Everyone’s favourite
Last week was an emotional whirlwind of farewell functions, tributes and back-toback interviews for former deputy chief justice Dikgang Moseneke.
“I don’t know what you are going to ask me that I haven’t already been asked,” he says.
Through its judgments in the Nkandla and Vodacom/Please Call Me cases, the constitutional court has captured the hearts and imaginations of South Africans like never before.
Live television coverage and blow-byblow accounts of court hearings via Twitter have brought the court into people’s living rooms and kitchens. Its justices have ceased being mysterious, distant figures.
In Moseneke’s case, there is an additional factor. He is the justice who was treated unjustly. He should have been chief justice but he was overlooked by President Jacob Zuma. In a nation that feels similarly hard done by and overlooked, many can identify.
Throw in the sacrifices he has made — imprisoned on Robben Island in his midteens — the erudition, charisma and charm, and one can see how, in just one week, Moseneke has gone from being “DCJ” to “DC-bae”, everyone’s favourite.
Moseneke says he is “bewildered” by the public outpouring of love that greeted his retirement from public office. “I’ve been trending for five days,” he says. Still, he looks a bit fatigued, a bit interviewed-out. This is his third interview of the day.
The accepted wisdom as to why he was overlooked for chief justice is the remark he made at his 60th birthday party in 2007, shortly before the ANC’s elective conference in Polokwane — that his job required him to do what was best for the people, “not what the ANC wants or what the delegates want”.
But the remarks were in truth innocuous. Once he explained the context — at a meeting with the ANC and Chief Justice Pius Langa — the ANC accepted it was so and they supposedly buried the hatchet. The apparently singular determination not to have him as chief justice remains a mystery.

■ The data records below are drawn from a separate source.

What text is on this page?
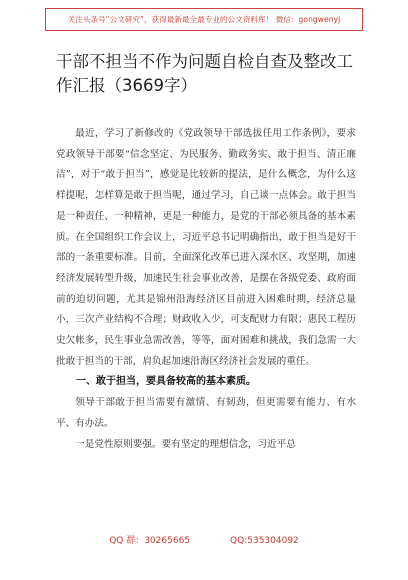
关注头条号“公文研究”，获得最新最全最专业的公文资料库！ 微信：gongwenyj
干部不担当不作为问题自检自查及整改工作汇报（3669字）

最近，学习了新修改的《党政领导干部选拔任用工作条例》，要求党政领导干部要“信念坚定、为民服务、勤政务实、敢于担当、清正廉洁”，对于“敢于担当”，感觉是比较新的提法，是什么概念，为什么这样提呢，怎样算是敢于担当呢，通过学习，自己谈一点体会。敢于担当是一种责任、一种精神，更是一种能力，是党的干部必须具备的基本素质。在全国组织工作会议上，习近平总书记明确指出，敢于担当是好干部的一条重要标准。目前，全面深化改革已进入深水区、攻坚期，加速经济发展转型升级，加速民生社会事业改善，是摆在各级党委、政府面前的迫切问题，尤其是锦州沿海经济区目前进入困难时期，经济总量小，三次产业结构不合理；财政收入少，可支配财力有限；惠民工程历史欠帐多，民生事业急需改善，等等，面对困难和挑战，我们急需一大批敢于担当的干部，肩负起加速沿海区经济社会发展的重任。

一、敢于担当，要具备较高的基本素质。

领导干部敢于担当需要有激情、有韧劲，但更需要有能力、有水平、有办法。

一是党性原则要强。要有坚定的理想信念，习近平总

QQ 群：30265665	QQ:535304092
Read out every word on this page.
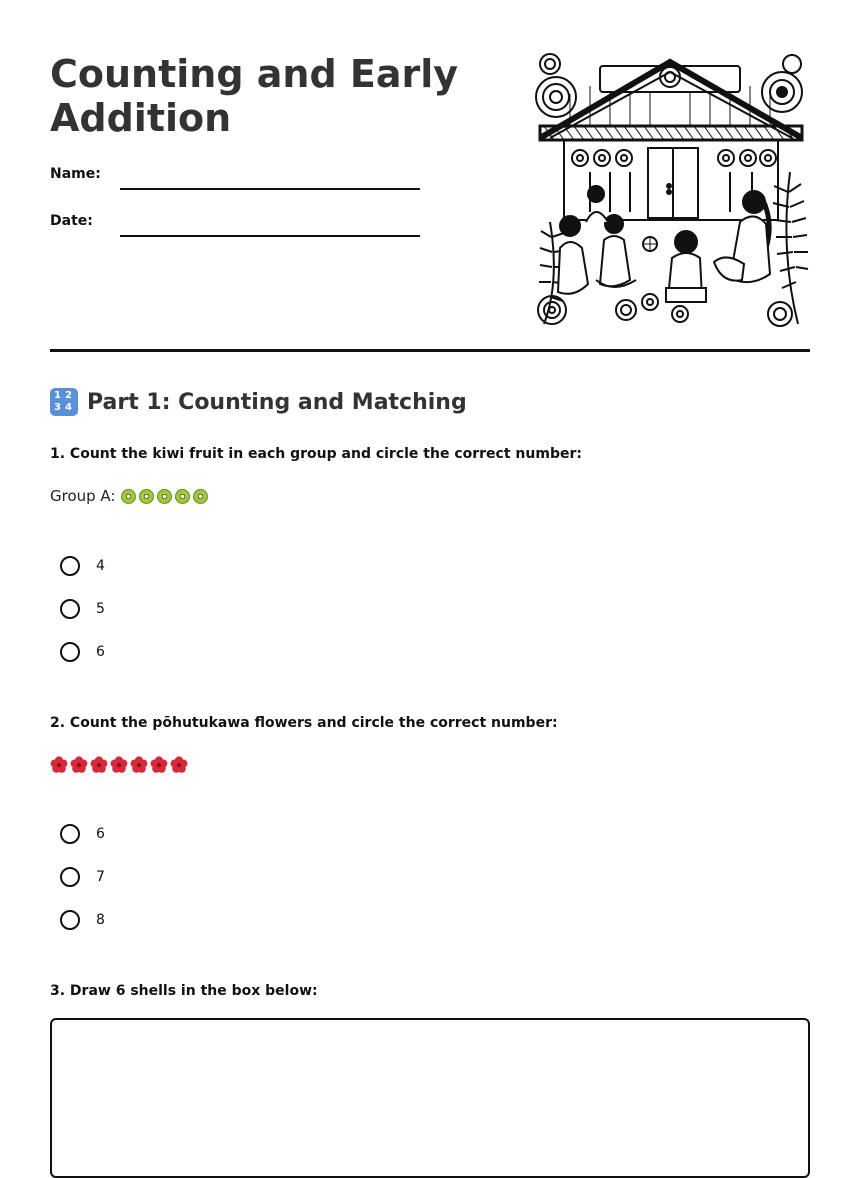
Counting and Early Addition
Name:
Date:
1 2
3 4 Part 1: Counting and Matching

1. Count the kiwi fruit in each group and circle the correct number:

Group A:
4
5
6

2. Count the pōhutukawa flowers and circle the correct number:

6
7
8

3. Draw 6 shells in the box below:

He says he simply does not know. It may have been a “preference that is genuine” for someone else; it may have been “part of the shrapnel coming out of Polokwane and that contestation . . . I really don’t know what the answer is,” he says.
He has no “personal antipathy” with Zuma. When he was allowed five days off his banning order to go on honeymoon to Durban, “guess who picked me up at the airport? JG Zuma.”
Moseneke says it is not a big issue; it does not matter now. “The more I didn’t understand its rationality, the more I thought I should just get down and do what I know best.”
Despite writing 50 judgments in his 14 years at the highest court, he wishes he had been able to contribute more to the jurisprudence around land expropriation and restitution.
Moseneke has publicly lamented — more than once — that restitution of land has not been the subject of much constitutional litigation, given its fundamental importance.
He has “written my heart out” about evictions, about “people having nowhere to go; and this is so precisely because they’ve never had land that they call their own, however large, however small.”
Yet the highest court has yet to pronounce on property rights in the context of historical land dispossession or grappled with what just and equitable compensation means under the constitution.
Moseneke refers to “my little threeroomed home in Atteridgeville”. “That’s where you get reared; that’s where you connect; that is where you find identity.
“When you talk about privilege and exclusion and identity, I don’t know how you do it without [talking about] land.”
Last year Moseneke chaired the Judicial Service Commission (JSC) — the body that interviews and recommends judges for appointment — in place of Chief Justice Mogoeng Mogoeng, who was overseas for work.
The JSC’s approach to transformation — the constitutional injunction that the judiciary must broadly reflect SA’s race and gender composition — has been the subject of heated debate.
Moseneke says race and gender are important — “if you had 11 Christians on the bench of the constitutional court and they were male, they would be likely to be less balanced than if you had people drawn from all sorts of persuasions”. But race and gender are not everything. “Fidelity to the constitution is far more important than race and gender, in my view,” he says.
The JSC’s appointment process has recently come under even closer scrutiny because of astonishing revelation of Pretoria high court judge Mabel Jansen’s Facebook messages about rape and black culture.
In a string of comments — some made privately, some publicly to journalist filmmaker Gillian Schutte — Jansen claimed that rape was part of black culture — “and gang rapes of baby, daughter and mother a pleasurable pastime”. Yet her JSC interview was genial, getting nowhere near revealing these prejudices. How did it happen? How many undetected racist judges are there?
Moseneke, who sits on the JSC’s judicial conduct committee, is reluctant to talk about Jansen’s case.
But he says, as a general proposition: “I don’t know how you are going to have a perfect sieve that keeps all the baddies out.”
“They took a chance with me also,” he says.